Of course, I have answered my own question, the SNP proposes this so everyone else adopts the default position on such occasions of being against it.
Well said about the Transport Minister CWH. Stewart Stevenson was hounded from office via a vicious campaign started by our own BBC Radio Scotland on that first Monday morning. I was at home that day and could not believe the absolute determination of BBC Scotland to hold one man responsible. It was disgusting.
What made it even more obvious how outrageous the treatment of Stevenson was in Scotland was the fact that similar weather found its way across the entire UK and England, Wales and Northern Ireland all consequently came to a standstill. How many Transport Ministers in the Welsh Assembly, in the Northern Ireland Assembly or at Westminster had their resignations demanded from them? Answer: none. Says it all.
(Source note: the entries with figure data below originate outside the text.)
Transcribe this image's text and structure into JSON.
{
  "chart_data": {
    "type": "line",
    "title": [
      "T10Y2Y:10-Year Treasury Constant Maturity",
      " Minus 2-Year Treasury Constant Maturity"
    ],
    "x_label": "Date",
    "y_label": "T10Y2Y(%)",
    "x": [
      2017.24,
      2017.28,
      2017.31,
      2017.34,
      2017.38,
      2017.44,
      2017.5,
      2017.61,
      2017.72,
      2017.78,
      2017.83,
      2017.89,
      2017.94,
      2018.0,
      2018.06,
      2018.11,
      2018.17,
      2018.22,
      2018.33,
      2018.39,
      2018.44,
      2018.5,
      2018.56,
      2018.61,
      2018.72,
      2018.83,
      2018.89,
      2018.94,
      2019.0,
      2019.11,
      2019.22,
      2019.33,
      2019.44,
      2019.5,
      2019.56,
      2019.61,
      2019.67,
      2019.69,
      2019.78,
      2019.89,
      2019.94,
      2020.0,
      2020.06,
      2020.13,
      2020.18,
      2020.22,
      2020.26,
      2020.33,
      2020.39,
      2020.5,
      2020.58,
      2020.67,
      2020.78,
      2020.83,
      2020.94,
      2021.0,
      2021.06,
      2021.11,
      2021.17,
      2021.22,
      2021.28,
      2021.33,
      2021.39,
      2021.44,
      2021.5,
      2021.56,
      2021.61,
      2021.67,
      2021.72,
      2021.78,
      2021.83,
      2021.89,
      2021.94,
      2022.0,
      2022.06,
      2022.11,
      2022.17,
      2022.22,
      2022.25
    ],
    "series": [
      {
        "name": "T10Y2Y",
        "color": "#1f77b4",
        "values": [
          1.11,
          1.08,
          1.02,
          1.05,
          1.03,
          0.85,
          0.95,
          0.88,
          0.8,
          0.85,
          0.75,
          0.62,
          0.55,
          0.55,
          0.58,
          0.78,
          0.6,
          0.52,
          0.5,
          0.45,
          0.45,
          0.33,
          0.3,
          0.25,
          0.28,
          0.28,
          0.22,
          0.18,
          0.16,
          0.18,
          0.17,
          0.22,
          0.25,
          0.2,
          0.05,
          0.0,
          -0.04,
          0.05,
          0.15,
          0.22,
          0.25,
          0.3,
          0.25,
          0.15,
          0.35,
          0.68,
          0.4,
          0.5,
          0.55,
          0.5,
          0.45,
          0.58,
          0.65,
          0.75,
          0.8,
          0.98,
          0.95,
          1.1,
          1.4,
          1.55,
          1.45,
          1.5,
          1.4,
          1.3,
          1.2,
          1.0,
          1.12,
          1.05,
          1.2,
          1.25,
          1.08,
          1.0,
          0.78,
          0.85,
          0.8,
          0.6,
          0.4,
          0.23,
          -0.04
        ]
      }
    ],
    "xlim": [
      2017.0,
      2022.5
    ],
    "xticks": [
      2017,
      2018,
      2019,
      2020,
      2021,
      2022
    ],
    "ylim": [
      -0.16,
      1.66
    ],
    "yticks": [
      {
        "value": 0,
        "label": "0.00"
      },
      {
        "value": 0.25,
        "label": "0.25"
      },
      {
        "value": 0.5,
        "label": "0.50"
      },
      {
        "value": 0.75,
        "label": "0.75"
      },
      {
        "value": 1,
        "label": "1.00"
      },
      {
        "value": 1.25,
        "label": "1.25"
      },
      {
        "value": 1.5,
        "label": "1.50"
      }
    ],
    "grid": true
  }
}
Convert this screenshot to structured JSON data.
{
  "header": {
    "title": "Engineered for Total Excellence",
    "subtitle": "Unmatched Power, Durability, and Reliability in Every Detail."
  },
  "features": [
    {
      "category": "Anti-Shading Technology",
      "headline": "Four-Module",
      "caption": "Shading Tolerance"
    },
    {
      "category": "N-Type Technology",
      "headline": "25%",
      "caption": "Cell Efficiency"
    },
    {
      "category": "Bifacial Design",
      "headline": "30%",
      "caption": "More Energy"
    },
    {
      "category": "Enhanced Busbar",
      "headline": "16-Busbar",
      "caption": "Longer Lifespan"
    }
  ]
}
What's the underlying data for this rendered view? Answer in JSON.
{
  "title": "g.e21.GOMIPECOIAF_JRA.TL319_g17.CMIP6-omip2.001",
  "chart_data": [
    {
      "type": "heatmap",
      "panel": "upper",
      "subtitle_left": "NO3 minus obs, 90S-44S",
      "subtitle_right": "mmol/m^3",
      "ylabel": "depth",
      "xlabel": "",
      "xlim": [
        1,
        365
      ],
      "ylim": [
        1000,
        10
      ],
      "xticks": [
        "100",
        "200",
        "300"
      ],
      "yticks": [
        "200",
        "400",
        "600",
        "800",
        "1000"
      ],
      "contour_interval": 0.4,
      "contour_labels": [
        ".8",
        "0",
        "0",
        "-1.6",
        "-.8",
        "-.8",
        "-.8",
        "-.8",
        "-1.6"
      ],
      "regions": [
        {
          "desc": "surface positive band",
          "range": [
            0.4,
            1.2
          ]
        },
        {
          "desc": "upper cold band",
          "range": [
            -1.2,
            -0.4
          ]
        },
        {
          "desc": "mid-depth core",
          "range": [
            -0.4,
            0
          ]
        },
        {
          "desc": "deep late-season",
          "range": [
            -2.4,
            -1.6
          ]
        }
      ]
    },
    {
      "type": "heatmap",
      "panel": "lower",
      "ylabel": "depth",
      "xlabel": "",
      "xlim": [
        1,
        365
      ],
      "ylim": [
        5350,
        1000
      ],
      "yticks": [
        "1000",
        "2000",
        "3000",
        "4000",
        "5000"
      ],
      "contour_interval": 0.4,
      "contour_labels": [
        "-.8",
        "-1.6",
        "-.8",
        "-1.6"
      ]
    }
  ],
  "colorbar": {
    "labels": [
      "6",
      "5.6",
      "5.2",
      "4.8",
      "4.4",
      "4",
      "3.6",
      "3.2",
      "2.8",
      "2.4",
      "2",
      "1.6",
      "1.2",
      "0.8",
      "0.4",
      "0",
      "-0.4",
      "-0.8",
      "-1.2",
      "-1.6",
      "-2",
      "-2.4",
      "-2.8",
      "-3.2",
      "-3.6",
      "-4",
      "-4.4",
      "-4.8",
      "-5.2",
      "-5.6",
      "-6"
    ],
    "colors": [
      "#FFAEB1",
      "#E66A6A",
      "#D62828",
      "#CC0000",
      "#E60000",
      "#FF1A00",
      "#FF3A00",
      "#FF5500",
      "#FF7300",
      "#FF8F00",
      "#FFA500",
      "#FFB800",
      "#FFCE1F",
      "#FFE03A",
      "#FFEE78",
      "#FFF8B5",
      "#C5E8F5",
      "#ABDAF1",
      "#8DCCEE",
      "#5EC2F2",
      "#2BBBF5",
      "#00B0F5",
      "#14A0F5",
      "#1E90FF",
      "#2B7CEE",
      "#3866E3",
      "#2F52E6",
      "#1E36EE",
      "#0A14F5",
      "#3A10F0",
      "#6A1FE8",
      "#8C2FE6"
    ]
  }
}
An essential point here is that, under a proportional voting system, Clegg would have had enough seats to deal with Brown. This mess is down to the current voting system.
I'm starting to think the SNP don't want to win the 2011 Holyrood elections. It's easy to see why they might not, because Scotland's budget is going to suffer disproportionately in the next few years and whoever wields the axe will be held accountable.
But it's the only reason I can see that they're not reminding people at every opportunity that we didn't have to have the Con-Dem coalition. The British people didn't vote the Tories in, but when offered the chance to keep them out in a rainbow coalition, Labour ran away. I'm glad that you, Iain, have remembered the fact, because everyone else seems to have forgotten it.
If I was Alex Salmond, Nicola Sturgeon or John Swinney, I would be hammering home that point every time I was on the news. The ONLY reason we're suffering at Cameron and Osborne's hands is that Labour were too cowardly, too tired, too keen for the cushy, lucrative, responsibility-free life of opposition. The SNP, in particular, graciously swallowed their inbuilt hostility to Labour to offer the people of Britain an alternative to the Tories, and Labour threw it away.
I think the Holyrood election will be far closer than the media seems to be assuming. But if the SNP want to win it, why are they ignoring such a lethal line of attack?
RevStu: Are the SNP ignoring that line of attack or are the mainstream media ignoring the SNP when they make the point?
The former, I think. I've seen plenty of views and watch plenty of unedited FMQs and the First Eck sticks mostly to the "cuts worse than Thatcher" line instead, which is a terrible idea as all it does is remind people that Labour would be cutting less severely than the Tories are.